Ações governamentais para a redução da gravidez na adolescência
Enviada em 06/09/2019
O documentário “Meninas”, retrata a vida de quatro jovens, menores de 18 anos, que precisam abandonar seus sonhos e objetivos em decorrência de uma gravidez precoce, além de mostrar os obstáculos que precisam enfrentar, advindos da mesma. De maneira análoga, um relatório divulgado pela Organização Mundial da Saúde, revela que no país, há aproximadamente 68 bebês nascidos de mães adolescentes a cada mil meninas de 15 a 19 anos. Apesar da diminuição ocorrente nos índices, os números permanecem altos, sendo motivos de alerta. Dessa forma, nota-se a indispensabilidade de compreender as motivações do problema, com o objetivo de minimizar esse quadro.

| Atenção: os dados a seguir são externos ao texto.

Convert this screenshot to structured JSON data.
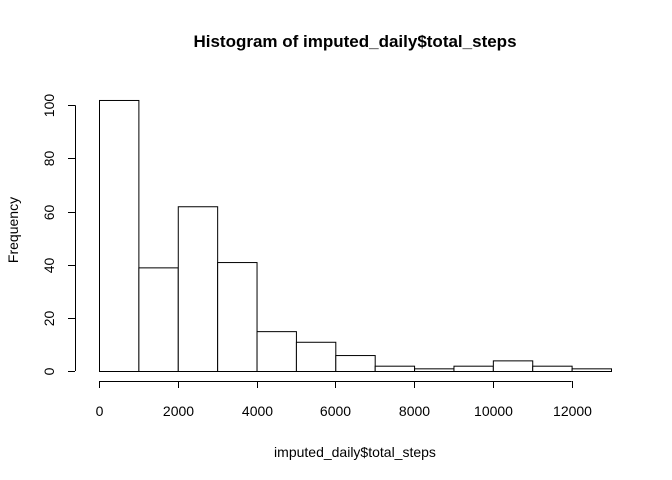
{
  "chart_data": {
    "type": "bar",
    "title": "Histogram of imputed_daily$total_steps",
    "xlabel": "imputed_daily$total_steps",
    "ylabel": "Frequency",
    "bins": [
      {
        "from": 0,
        "to": 1000,
        "count": 102
      },
      {
        "from": 1000,
        "to": 2000,
        "count": 39
      },
      {
        "from": 2000,
        "to": 3000,
        "count": 62
      },
      {
        "from": 3000,
        "to": 4000,
        "count": 41
      },
      {
        "from": 4000,
        "to": 5000,
        "count": 15
      },
      {
        "from": 5000,
        "to": 6000,
        "count": 11
      },
      {
        "from": 6000,
        "to": 7000,
        "count": 6
      },
      {
        "from": 7000,
        "to": 8000,
        "count": 2
      },
      {
        "from": 8000,
        "to": 9000,
        "count": 1
      },
      {
        "from": 9000,
        "to": 10000,
        "count": 2
      },
      {
        "from": 10000,
        "to": 11000,
        "count": 4
      },
      {
        "from": 11000,
        "to": 12000,
        "count": 2
      },
      {
        "from": 12000,
        "to": 13000,
        "count": 1
      }
    ],
    "xlim": [
      0,
      13000
    ],
    "ylim": [
      0,
      105
    ],
    "x_ticks": [
      0,
      2000,
      4000,
      6000,
      8000,
      10000,
      12000
    ],
    "x_tick_labels": [
      "0",
      "2000",
      "4000",
      "6000",
      "8000",
      "10000",
      "12000"
    ],
    "y_ticks": [
      0,
      20,
      40,
      60,
      80,
      100
    ],
    "y_tick_labels": [
      "0",
      "20",
      "40",
      "60",
      "80",
      "100"
    ],
    "grid": false,
    "legend": "none",
    "colors": {
      "bar_fill": "#ffffff",
      "bar_stroke": "#000000"
    }
  }
}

Convém ressaltar, a princípio, que o tabu existente a cerca do assunto, está entre as razões que contribuem para a permanência dessa problemática, principalmente, no ambiente familiar, que possui um importante papel na formação dos juvenis. Consoante ao filósofo Michel Foucault, em sua obra “a ordem do discurso”, nossos modos de falar e pensar são controlados por um conjunto de regras, muitas vezes inconscientes, que são impostas pelas condições históricas em que nos encontramos, que fazem com que muitos temas sejam silenciados na sociedade. Desse modo, muitos familiares não se sentem incumbidos de dialogar com os mancebos sobre os cuidados necessários referentes à vida sexual.
Deve-se abordar, ainda, que muitos casos estão relacionados à desigualdade social, haja vista que a população mais carente não possui o mesmo alcance à informação ou ao serviço de saúde que outras classes sociais. Dessa maneira, muitas meninas utilizam os métodos contraceptivos de forma incorreta ou não possuem um acompanhamento médico com ginecologistas, por exemplo. Uma pesquisa realizada pelo Fundo de População das Nações Unidas, confirma que mulheres pobres, com pouca instrução e vivendo em áreas rurais, têm menos opções para evitar uma gestação ou ter acompanhamento com um profissional qualificado.
Evidencia-se, portanto, que ações são essenciais para alterar esse cenário. Logo, é fundamental que o Governo Federal, em parceria com o MEC, realize palestras através do Programa Saúde nas Escolas, com especialistas em sexualidade juvenil, e a inclusão da família, com o intuito de instruir sobre a importância do diálogo nas residências, para a eliminação do preconceito ligado a temática. Outrossim, cabe ao Ministério da Saúde, proporcionar uma expansão do Programa Saúde da Família em locais vulneráveis, para uma melhor distribuição de contraceptivos e auxiliar sobre seu uso, além de possibilitar melhor acesso à consultas, a fim de alertar sobre os riscos à gestante na juventude, sanar dúvidas e propiciar a prevenção. A partir dessas ações, espera-se garantir a solução desse impasse.